You can click here and read what the Courier printed and then click here and read what I sent them. The version that made it into the paper is 558 words long.
The first thing removed was a complete sentence contemplating a new lawsuit against Beshear if he continues his illegal activity for a second year. That sentence read: "That suit would be distinct from the first in undisputedly involving expenditure of unappropriated funds." This is an important piece of information because a huge part of Beshear's legal argument is that in 2014, Kentucky's "exchange" is spending dollars given to it by the federal government. At the end of the year, those funds are gone and, unless Senate Republicans suddenly lose their minds and become Obama supporters, they won't be replaced by legally appropriated dollars.
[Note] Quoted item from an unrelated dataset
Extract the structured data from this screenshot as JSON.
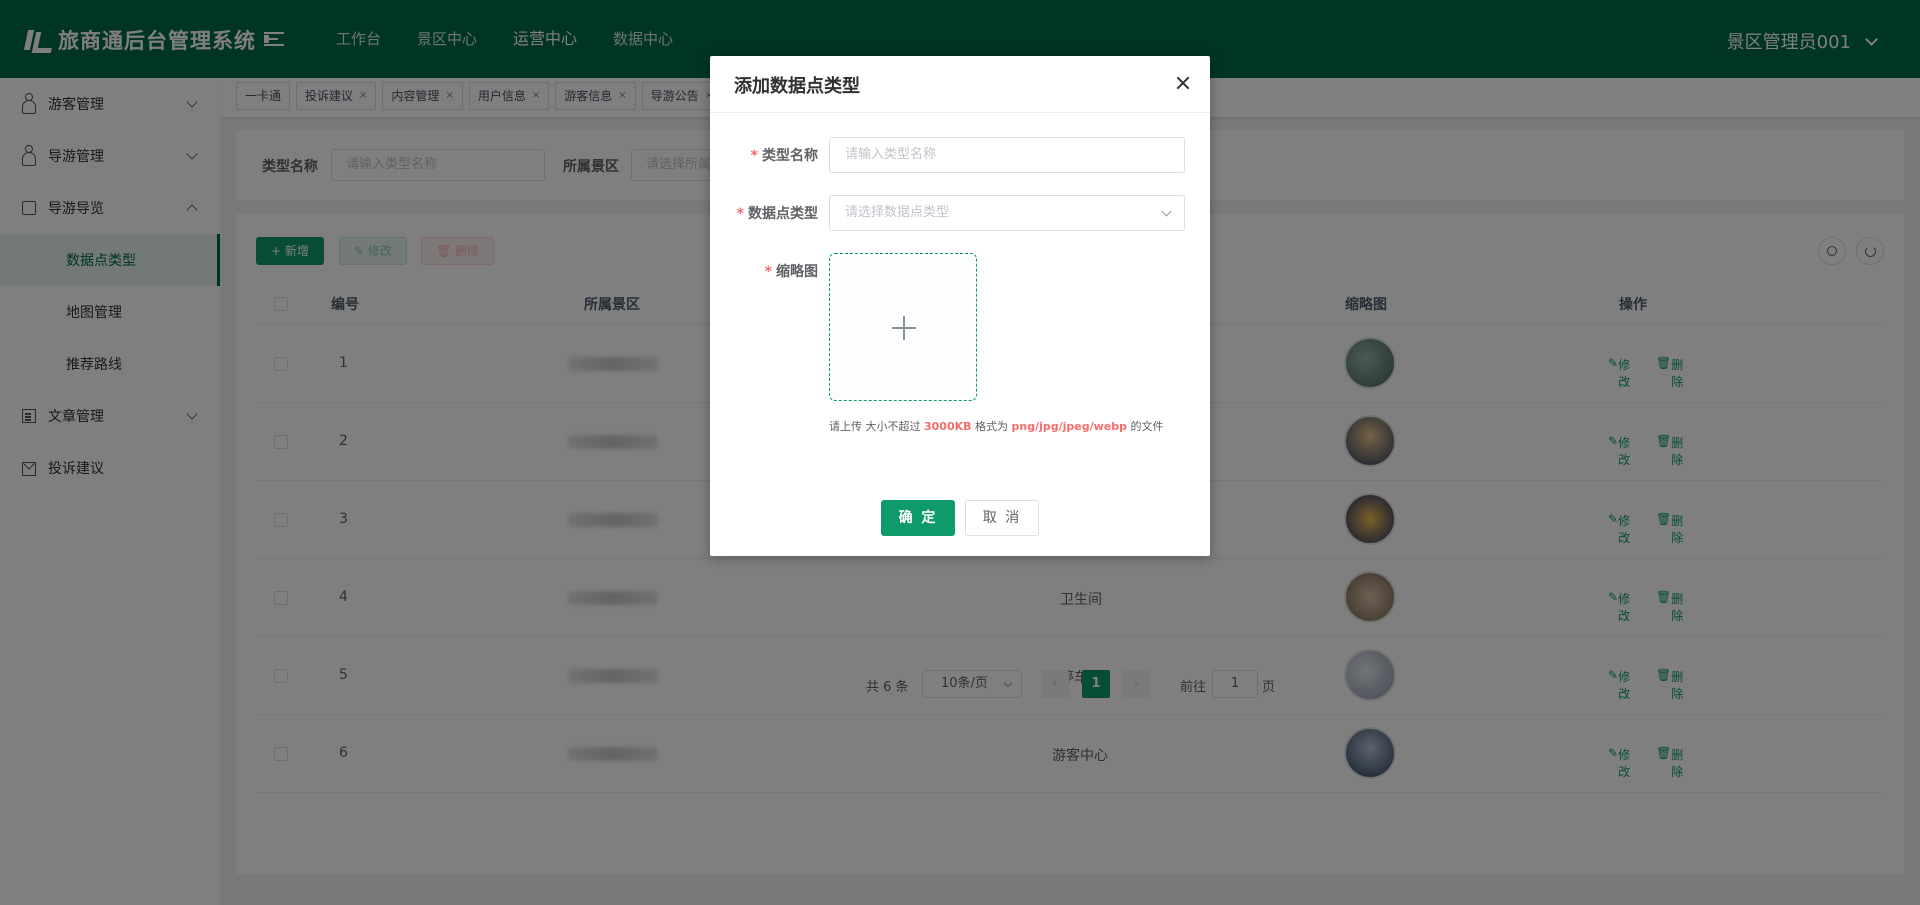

The next altered segment was the following sentence, with everything past the comma removed: "The 2015 Kentucky gubernatorial race would then be substantially about ObamaCare, another prospect Democrats might relish now in their health reform utopian denial, but which reality just might bring home colored differently by then." This is significant because Democrats really need to start considering the millstone ObamaCare will be around their necks when it not only doesn't fix Kentucky's access to healthcare challenges, but actually makes them worse. Gov. Beshear's heady victory tour and caustic rhetoric for ObamaCare opponents may be lots of fun to watch now, but the aftereffects really won't benefit anyone, particularly if we don't resolve this festering problem of an executive who really seems to believe the law doesn't apply to him.
Merely replacing Beshear with a Republican who inherits the same illegitimate power we could and should take away now is a disaster in the making for Kentuckians of all political stripes. Making that point was the purpose for writing the column I wrote in the Courier. Attempting to lessen the impact of my essay, as the Courier did, serves only a lawlessness we should all agree to oppose.